Informatik, TU Wien

Dynamic Programming for Lazy Bastards

Dynamic Programming (DP) Algorithms are very common in bioinformatics.

Abstract

Dynamic Programming (DP) Algorithms are very common in bioinformatics. Key computational problems in the field, such as sequence comparison, RNA structure prediction, and many aspects of phylogenetics admit exact DP solutions. Although conceptually simple, algorithms applicable to practical scenaria are complicated by incorporating much biological detail, and thus are tedious to implement and test. Algebraic dynamic programming simplifies algorithm development through a strict separating the generation of the search space, an evaluation algebra, and a choice function. Since state space traversal is represented by grammars in ADP, the framework is large restricted to strings and ordered trees, and practical implementations are usually focussed on context-free grammars. I will report on several recent advances. (1) Products of grammars allow the efficient construction of multi-tape grammars from very simple low-dimensional building blocks. In particular, complex alignment algorithms can designed very easily in this manner. (2) The ideas of ADP readily generalize to arbitrary Multi-Context-Free Grammars. This extension covers in particular the extremely complicated algorithms solving RNA folding problems for so-called pseudoknotted structures. (3) Re-interpreting the notion of parsing (of strings) as partitioning of essentially arbitrary data objects makes it possible to use the ideas of ADP on general combinatorial data structures. In this general framework it becomes clear that backward (in a HMM setting) outside (in a CFG setting) recursions are uniquely determined by the easier forward/inside version of the DP algorithms, i.e., by the generalized grammar defining the rules of search space generation. The outside algorithm thus can be mechanically computed from the inside "grammar" and does not need to be developed separately. As an application we show how this can be used to compute probability distributions over Hamiltonian paths.
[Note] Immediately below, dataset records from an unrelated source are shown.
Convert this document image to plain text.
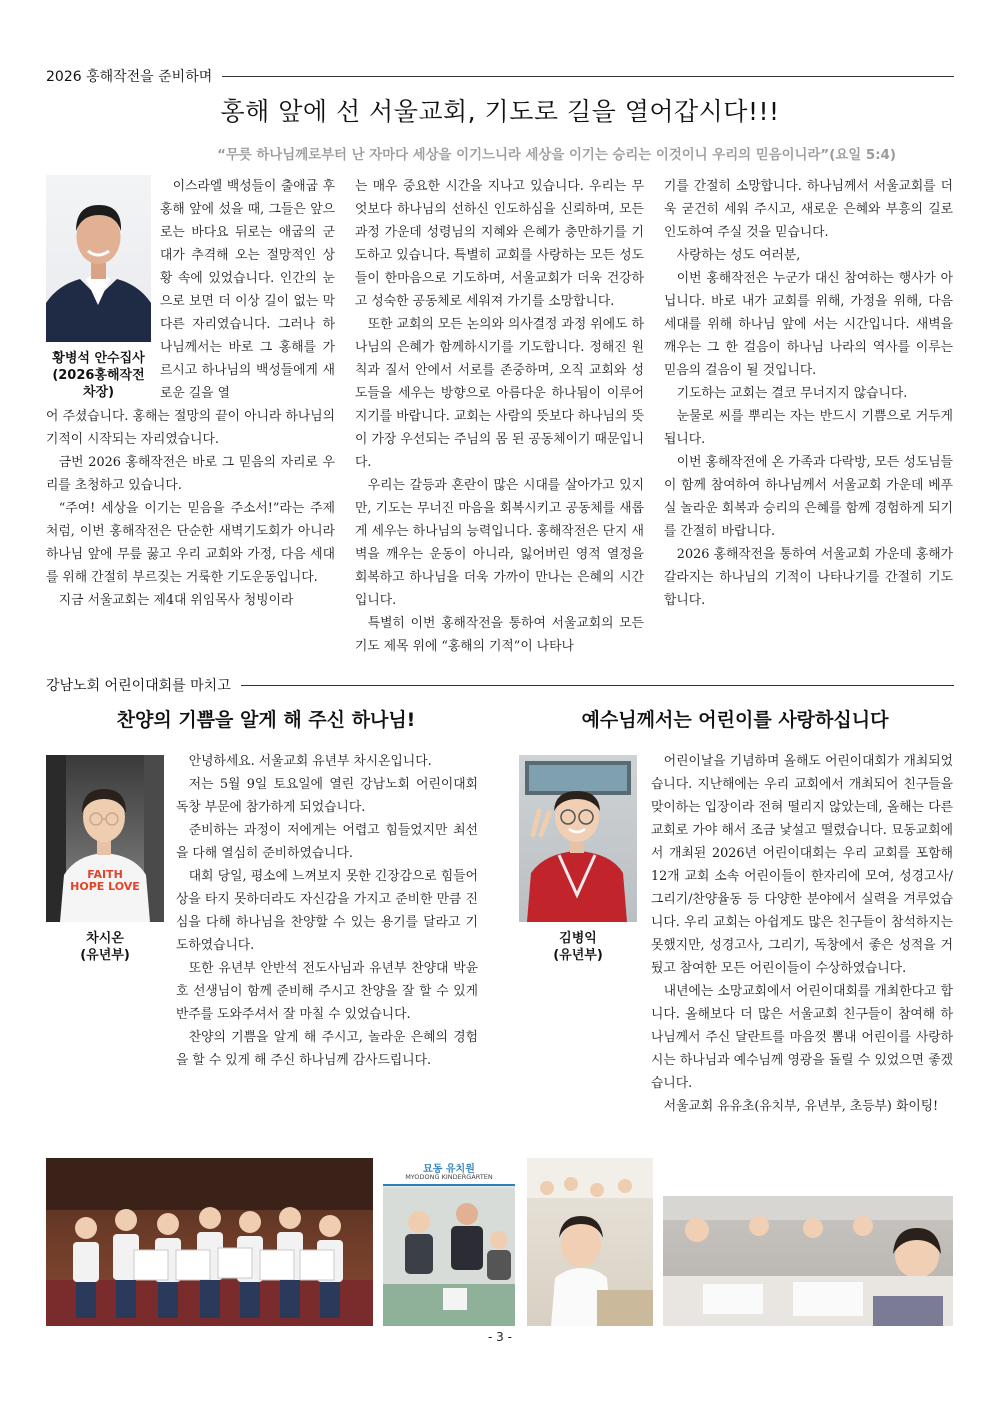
2026 홍해작전을 준비하며
홍해 앞에 선 서울교회, 기도로 길을 열어갑시다!!!
“무릇 하나님께로부터 난 자마다 세상을 이기느니라 세상을 이기는 승리는 이것이니 우리의 믿음이니라”(요일 5:4)
황병석 안수집사
(2026홍해작전
차장)

이스라엘 백성들이 출애굽 후 홍해 앞에 섰을 때, 그들은 앞으로는 바다요 뒤로는 애굽의 군대가 추격해 오는 절망적인 상황 속에 있었습니다. 인간의 눈으로 보면 더 이상 길이 없는 막다른 자리였습니다. 그러나 하나님께서는 바로 그 홍해를 가르시고 하나님의 백성들에게 새로운 길을 열

어 주셨습니다. 홍해는 절망의 끝이 아니라 하나님의 기적이 시작되는 자리였습니다.

금번 2026 홍해작전은 바로 그 믿음의 자리로 우리를 초청하고 있습니다.

“주여! 세상을 이기는 믿음을 주소서!”라는 주제처럼, 이번 홍해작전은 단순한 새벽기도회가 아니라 하나님 앞에 무릎 꿇고 우리 교회와 가정, 다음 세대를 위해 간절히 부르짖는 거룩한 기도운동입니다.

지금 서울교회는 제4대 위임목사 청빙이라

는 매우 중요한 시간을 지나고 있습니다. 우리는 무엇보다 하나님의 선하신 인도하심을 신뢰하며, 모든 과정 가운데 성령님의 지혜와 은혜가 충만하기를 기도하고 있습니다. 특별히 교회를 사랑하는 모든 성도들이 한마음으로 기도하며, 서울교회가 더욱 건강하고 성숙한 공동체로 세워져 가기를 소망합니다.

또한 교회의 모든 논의와 의사결정 과정 위에도 하나님의 은혜가 함께하시기를 기도합니다. 정해진 원칙과 질서 안에서 서로를 존중하며, 오직 교회와 성도들을 세우는 방향으로 아름다운 하나됨이 이루어지기를 바랍니다. 교회는 사람의 뜻보다 하나님의 뜻이 가장 우선되는 주님의 몸 된 공동체이기 때문입니다.

우리는 갈등과 혼란이 많은 시대를 살아가고 있지만, 기도는 무너진 마음을 회복시키고 공동체를 새롭게 세우는 하나님의 능력입니다. 홍해작전은 단지 새벽을 깨우는 운동이 아니라, 잃어버린 영적 열정을 회복하고 하나님을 더욱 가까이 만나는 은혜의 시간입니다.

특별히 이번 홍해작전을 통하여 서울교회의 모든 기도 제목 위에 “홍해의 기적”이 나타나

기를 간절히 소망합니다. 하나님께서 서울교회를 더욱 굳건히 세워 주시고, 새로운 은혜와 부흥의 길로 인도하여 주실 것을 믿습니다.

사랑하는 성도 여러분,

이번 홍해작전은 누군가 대신 참여하는 행사가 아닙니다. 바로 내가 교회를 위해, 가정을 위해, 다음 세대를 위해 하나님 앞에 서는 시간입니다. 새벽을 깨우는 그 한 걸음이 하나님 나라의 역사를 이루는 믿음의 걸음이 될 것입니다.

기도하는 교회는 결코 무너지지 않습니다.

눈물로 씨를 뿌리는 자는 반드시 기쁨으로 거두게 됩니다.

이번 홍해작전에 온 가족과 다락방, 모든 성도님들이 함께 참여하여 하나님께서 서울교회 가운데 베푸실 놀라운 회복과 승리의 은혜를 함께 경험하게 되기를 간절히 바랍니다.

2026 홍해작전을 통하여 서울교회 가운데 홍해가 갈라지는 하나님의 기적이 나타나기를 간절히 기도합니다.

강남노회 어린이대회를 마치고
찬양의 기쁨을 알게 해 주신 하나님!	예수님께서는 어린이를 사랑하십니다
FAITH HOPE LOVE
차시온
(유년부)

안녕하세요. 서울교회 유년부 차시온입니다.

저는 5월 9일 토요일에 열린 강남노회 어린이대회 독창 부문에 참가하게 되었습니다.

준비하는 과정이 저에게는 어렵고 힘들었지만 최선을 다해 열심히 준비하였습니다.

대회 당일, 평소에 느껴보지 못한 긴장감으로 힘들어 상을 타지 못하더라도 자신감을 가지고 준비한 만큼 진심을 다해 하나님을 찬양할 수 있는 용기를 달라고 기도하였습니다.

또한 유년부 안반석 전도사님과 유년부 찬양대 박윤호 선생님이 함께 준비해 주시고 찬양을 잘 할 수 있게 반주를 도와주셔서 잘 마칠 수 있었습니다.

찬양의 기쁨을 알게 해 주시고, 놀라운 은혜의 경험을 할 수 있게 해 주신 하나님께 감사드립니다.

김병익
(유년부)

어린이날을 기념하며 올해도 어린이대회가 개최되었습니다. 지난해에는 우리 교회에서 개최되어 친구들을 맞이하는 입장이라 전혀 떨리지 않았는데, 올해는 다른 교회로 가야 해서 조금 낯설고 떨렸습니다. 묘동교회에서 개최된 2026년 어린이대회는 우리 교회를 포함해 12개 교회 소속 어린이들이 한자리에 모여, 성경고사/그리기/찬양율동 등 다양한 분야에서 실력을 겨루었습니다. 우리 교회는 아쉽게도 많은 친구들이 참석하지는 못했지만, 성경고사, 그리기, 독창에서 좋은 성적을 거뒀고 참여한 모든 어린이들이 수상하였습니다.

내년에는 소망교회에서 어린이대회를 개최한다고 합니다. 올해보다 더 많은 서울교회 친구들이 참여해 하나님께서 주신 달란트를 마음껏 뽐내 어린이를 사랑하시는 하나님과 예수님께 영광을 돌릴 수 있었으면 좋겠습니다.

서울교회 유유초(유치부, 유년부, 초등부) 화이팅!

묘동 유치원
MYODONG KINDERGARTEN
- 3 -
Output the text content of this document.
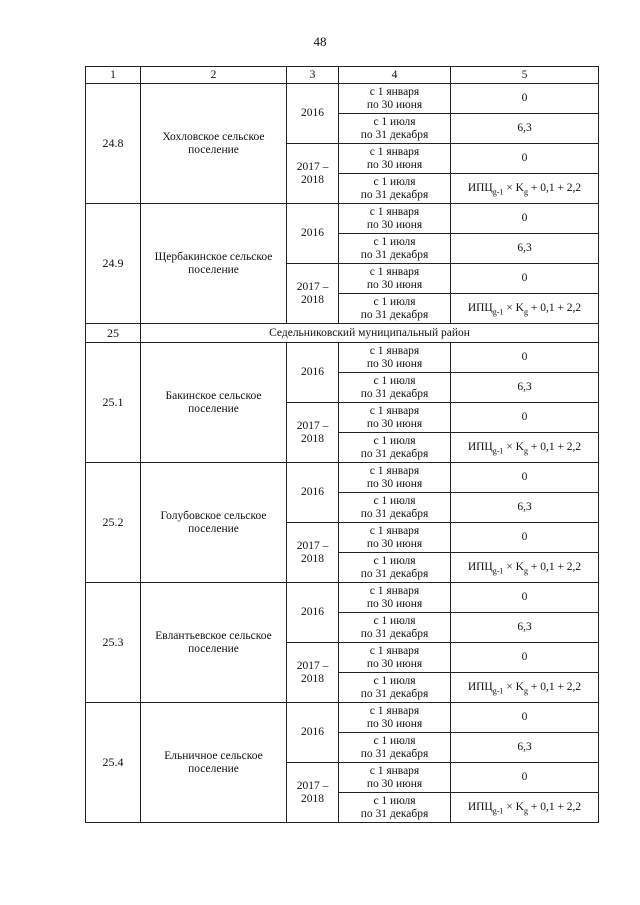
48
1	2	3	4	5
24.8	Хохловское сельское поселение	2016	с 1 января
по 30 июня	0
			с 1 июля
по 31 декабря	6,3
		2017 –
2018	с 1 января
по 30 июня	0
			с 1 июля
по 31 декабря	$ИПЦ_{g-1} \times K_g + 0,1 + 2,2$
24.9	Щербакинское сельское поселение	2016	с 1 января
по 30 июня	0
			с 1 июля
по 31 декабря	6,3
		2017 –
2018	с 1 января
по 30 июня	0
			с 1 июля
по 31 декабря	$ИПЦ_{g-1} \times K_g + 0,1 + 2,2$
25	Седельниковский муниципальный район			
25.1	Бакинское сельское поселение	2016	с 1 января
по 30 июня	0
			с 1 июля
по 31 декабря	6,3
		2017 –
2018	с 1 января
по 30 июня	0
			с 1 июля
по 31 декабря	$ИПЦ_{g-1} \times K_g + 0,1 + 2,2$
25.2	Голубовское сельское поселение	2016	с 1 января
по 30 июня	0
			с 1 июля
по 31 декабря	6,3
		2017 –
2018	с 1 января
по 30 июня	0
			с 1 июля
по 31 декабря	$ИПЦ_{g-1} \times K_g + 0,1 + 2,2$
25.3	Евлантьевское сельское поселение	2016	с 1 января
по 30 июня	0
			с 1 июля
по 31 декабря	6,3
		2017 –
2018	с 1 января
по 30 июня	0
			с 1 июля
по 31 декабря	$ИПЦ_{g-1} \times K_g + 0,1 + 2,2$
25.4	Ельничное сельское поселение	2016	с 1 января
по 30 июня	0
			с 1 июля
по 31 декабря	6,3
		2017 –
2018	с 1 января
по 30 июня	0
			с 1 июля
по 31 декабря	$ИПЦ_{g-1} \times K_g + 0,1 + 2,2$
The key advantage of this approach is that it becomes very simple and efficient in practise to develop prototypical algorithms and in particular to modify the detailed specification of the underlying models with very little effort. The presentation will report joint work with Christian Hoener zu Siederdissen, Sonja J. Prohaska, Maik Riechert, and Johannes Waldmann.

Note

This talk is organized by the Institute of Information Systems. With kind support of the Vienna Center for Logic and Algorithms (VCLA) and the Wolfgang Pauli Institut (WPI).